Christensen and Routt Distillery will officially start serving from 1-6 p.m. this Friday during the grand opening of the business at 975 Captain Jack Drive.
The location houses the packed column reflux still that is the heart of Routt Distillery’s production facility, which will specialize in gin, vodka and single malt whiskey. It also includes a 600-square-foot tasting room with an outside deck and a conference room upstairs, which is available for rent and can be used by nonprofits.
“We make everything here from grain to glass,” Christensen said. “So we get grain from southern Colorado … and some grain from the Front Range. We bring it up here. We mill it, ferment it, distill it and bottle it all here.”
The grand opening will include a tour of the distillery, along with gin and vodka tastings and a featured cocktail. The distillery will offer its Summer Gin, Winter Gin and a vodka for the event, in addition to a Tom Collins for those who want to try the spirits in a cocktail.
The tasting room will be open from 1-6 p.m. Thursday and Friday to start, but Christensen has hopes of expanding those hours in the future.
Christensen said that because of COVID-19, opening the Steamboat Springs-based distillery has been a bit of a challenge. He said the uncertainty around coronavirus as the pandemic unfolded made construction difficult, and then supply issues caused more issues getting the bottles and corks he needed.
“The construction budget blew up, and then there was uncertainty about getting crews in here to work,” Christensen said. “I took over most of the finishing work.”
He said working with contractor Keith Wilson was awesome and got a helping hand from his from his brother-in-law Dan Lemmer, who is also the graphic designer for Routt Distillery and created all the logos and labels, which include a 1920s map of Routt County that graces the bottles.
Christensen said he is focused on keeping his feet planted firmly in Colorado and finding local or regional producers for the grains and ingredients he needs to make his gin, vodka and whiskey. He is also working with Colby Townsend from Hayden Fresh Farm, who is feeding the spent grains to pigs and chickens.
Christensen said this is just the start, and he is hoping to ramp up the cocktails program as Routt Distillery expands the spirits it makes.
He is currently working on an absinthe and serviceberry bitter recipe, and he added that an agave spirit and rum will be available in the tasting room in the future.
“The idea here is that people come to taste our spirits, and they can get an idea of some of the cool cocktails you can make with our spirits and how to make them,” Christensen said. “But we also want to have our product in restaurants and liquor stores around town, so you can go there and have a nice cocktail after dinner.”

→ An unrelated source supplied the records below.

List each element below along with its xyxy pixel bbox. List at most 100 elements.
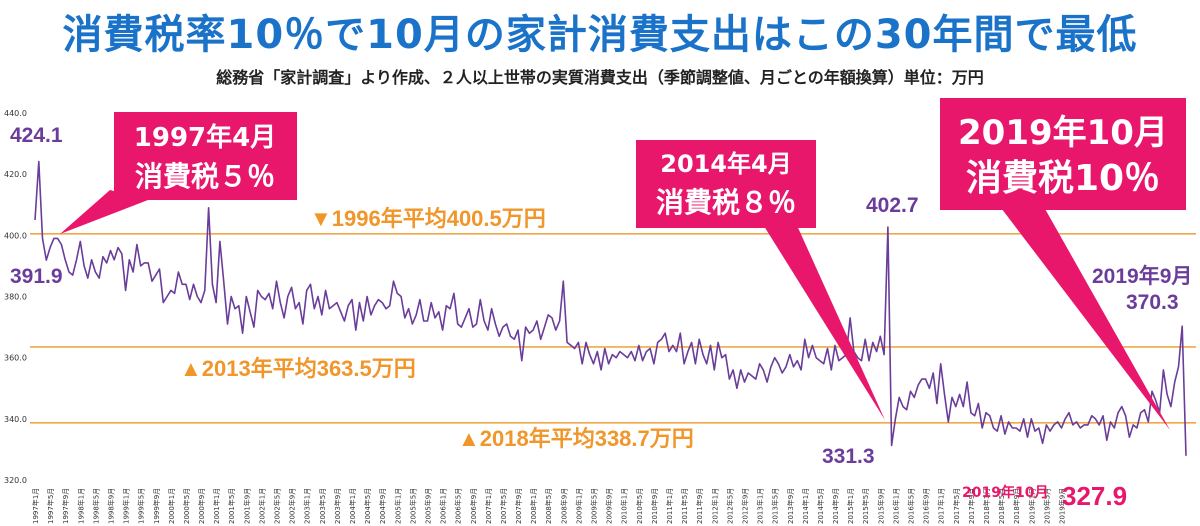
- x-tick-label: 2008年9月: [559, 488, 568, 524]
- callout-2019: 2019年10月 消費税10％: [940, 98, 1186, 430]
- x-tick-label: 2010年1月: [620, 488, 629, 524]
- x-tick-label: 2015年9月: [876, 488, 885, 524]
- y-tick-label: 380.0: [4, 293, 27, 302]
- x-tick-label: 2007年5月: [499, 488, 508, 524]
- callout-2019-tax: 消費税10％: [966, 158, 1160, 199]
- x-tick-label: 2012年5月: [725, 488, 734, 524]
- x-tick-label: 2008年5月: [544, 488, 553, 524]
- x-tick-label: 2014年9月: [831, 488, 840, 524]
- x-tick-label: 2017年5月: [952, 488, 961, 524]
- x-tick-label: 2014年1月: [801, 488, 810, 524]
- average-lines: [30, 233, 1196, 424]
- y-tick-label: 400.0: [4, 231, 27, 240]
- x-tick-label: 2011年1月: [665, 488, 674, 524]
- average-label-1996: ▼1996年平均400.5万円: [310, 206, 546, 231]
- value-label-370: 370.3: [1126, 291, 1179, 314]
- x-tick-label: 1998年5月: [91, 488, 100, 524]
- x-tick-label: 2009年9月: [605, 488, 614, 524]
- x-tick-label: 2010年9月: [650, 488, 659, 524]
- x-tick-label: 2003年1月: [303, 488, 312, 524]
- x-tick-label: 2016年1月: [891, 488, 900, 524]
- callout-2019-date: 2019年10月: [958, 113, 1168, 153]
- x-tick-label: 2018年9月: [1012, 488, 1021, 524]
- x-tick-label: 2007年9月: [514, 488, 523, 524]
- x-tick-label: 2007年1月: [484, 488, 493, 524]
- x-tick-label: 2005年9月: [423, 488, 432, 524]
- series-line: [34, 160, 1187, 456]
- callout-1997-date: 1997年4月: [134, 122, 276, 153]
- x-tick-label: 1999年9月: [152, 488, 161, 524]
- x-tick-label: 2003年9月: [333, 488, 342, 524]
- x-tick-label: 1997年1月: [31, 488, 40, 524]
- x-tick-label: 2015年1月: [846, 488, 855, 524]
- x-tick-label: 2004年5月: [363, 488, 372, 524]
- x-tick-label: 2002年1月: [257, 488, 266, 524]
- y-tick-label: 420.0: [4, 170, 27, 179]
- x-tick-label: 2017年9月: [967, 488, 976, 524]
- y-tick-label: 360.0: [4, 354, 27, 363]
- x-tick-label: 2004年9月: [378, 488, 387, 524]
- x-tick-label: 2005年5月: [408, 488, 417, 524]
- x-tick-label: 2006年9月: [469, 488, 478, 524]
- y-axis-ticks: 320.0 340.0 360.0 380.0 400.0 420.0 440.0: [4, 109, 27, 485]
- x-tick-label: 2012年1月: [710, 488, 719, 524]
- chart-subtitle: 総務省「家計調査」より作成、２人以上世帯の実質消費支出（季節調整値、月ごとの年額…: [216, 68, 984, 87]
- x-tick-label: 1999年1月: [122, 488, 131, 524]
- value-label-327: 327.9: [1062, 481, 1127, 511]
- y-tick-label: 340.0: [4, 415, 27, 424]
- x-tick-label: 2001年1月: [212, 488, 221, 524]
- callout-1997-tax: 消費税５％: [135, 160, 275, 193]
- x-tick-label: 2014年5月: [816, 488, 825, 524]
- x-tick-label: 2012年9月: [740, 488, 749, 524]
- x-tick-label: 2019年9月: [1057, 488, 1066, 524]
- x-tick-label: 2018年1月: [982, 488, 991, 524]
- x-tick-label: 2019年5月: [1042, 488, 1051, 524]
- plot-area: [34, 160, 1187, 456]
- x-tick-label: 2008年1月: [529, 488, 538, 524]
- x-tick-label: 1997年9月: [61, 488, 70, 524]
- x-tick-label: 2006年5月: [454, 488, 463, 524]
- x-tick-label: 2013年1月: [756, 488, 765, 524]
- x-tick-label: 1999年5月: [137, 488, 146, 524]
- x-tick-label: 2000年1月: [167, 488, 176, 524]
- callout-2014-date: 2014年4月: [660, 150, 792, 178]
- value-label-sep2019-date: 2019年9月: [1092, 264, 1192, 288]
- x-tick-label: 1998年1月: [76, 488, 85, 524]
- callout-1997: 1997年4月 消費税５％: [60, 112, 297, 234]
- value-label-424: 424.1: [10, 124, 63, 147]
- x-tick-label: 2013年5月: [771, 488, 780, 524]
- value-label-391: 391.9: [10, 265, 63, 288]
- average-label-2018: ▲2018年平均338.7万円: [458, 426, 694, 451]
- x-tick-label: 2000年9月: [197, 488, 206, 524]
- callout-2014: 2014年4月 消費税８％: [636, 140, 885, 420]
- x-tick-label: 2010年5月: [635, 488, 644, 524]
- x-tick-label: 2006年1月: [439, 488, 448, 524]
- x-tick-label: 2003年5月: [318, 488, 327, 524]
- x-tick-label: 2002年5月: [273, 488, 282, 524]
- value-label-oct2019-date: 2019年10月: [962, 484, 1048, 501]
- callout-2014-tax: 消費税８％: [656, 186, 796, 219]
- x-tick-label: 2001年5月: [227, 488, 236, 524]
- x-tick-label: 2005年1月: [393, 488, 402, 524]
- chart-title: 消費税率10％で10月の家計消費支出はこの30年間で最低: [62, 12, 1138, 58]
- x-tick-label: 2016年5月: [907, 488, 916, 524]
- x-tick-label: 1998年9月: [106, 488, 115, 524]
- x-tick-label: 2017年1月: [937, 488, 946, 524]
- value-label-402: 402.7: [866, 194, 919, 217]
- x-tick-label: 2009年1月: [574, 488, 583, 524]
- x-tick-label: 2002年9月: [288, 488, 297, 524]
- y-tick-label: 320.0: [4, 476, 27, 485]
- x-tick-label: 2015年5月: [861, 488, 870, 524]
- x-tick-label: 2018年5月: [997, 488, 1006, 524]
- x-axis-ticks: 1997年1月 1997年5月 1997年9月 1998年1月 1998年5月 1998年…: [31, 488, 1066, 524]
- x-tick-label: 2004年1月: [348, 488, 357, 524]
- x-tick-label: 2009年5月: [590, 488, 599, 524]
- x-tick-label: 2001年9月: [242, 488, 251, 524]
- y-tick-label: 440.0: [4, 109, 27, 118]
- x-tick-label: 2019年1月: [1027, 488, 1036, 524]
- average-label-2013: ▲2013年平均363.5万円: [180, 356, 416, 381]
- x-tick-label: 2000年5月: [182, 488, 191, 524]
- value-label-331: 331.3: [822, 445, 875, 468]
- x-tick-label: 2011年9月: [695, 488, 704, 524]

Christensen said agriculture products made locally and in Colorado will always be a focus of Routt Distillery.
“Colorado agriculture is important to us,” Christensen said. “We want to make sure that we use it, and we think we have great Colorado grain here to use. That grain is something no other states have, so we want to use that to our advantage, and eventually, I’m excited to make a Routt County single malt whiskey with the barley grown right here in our county.”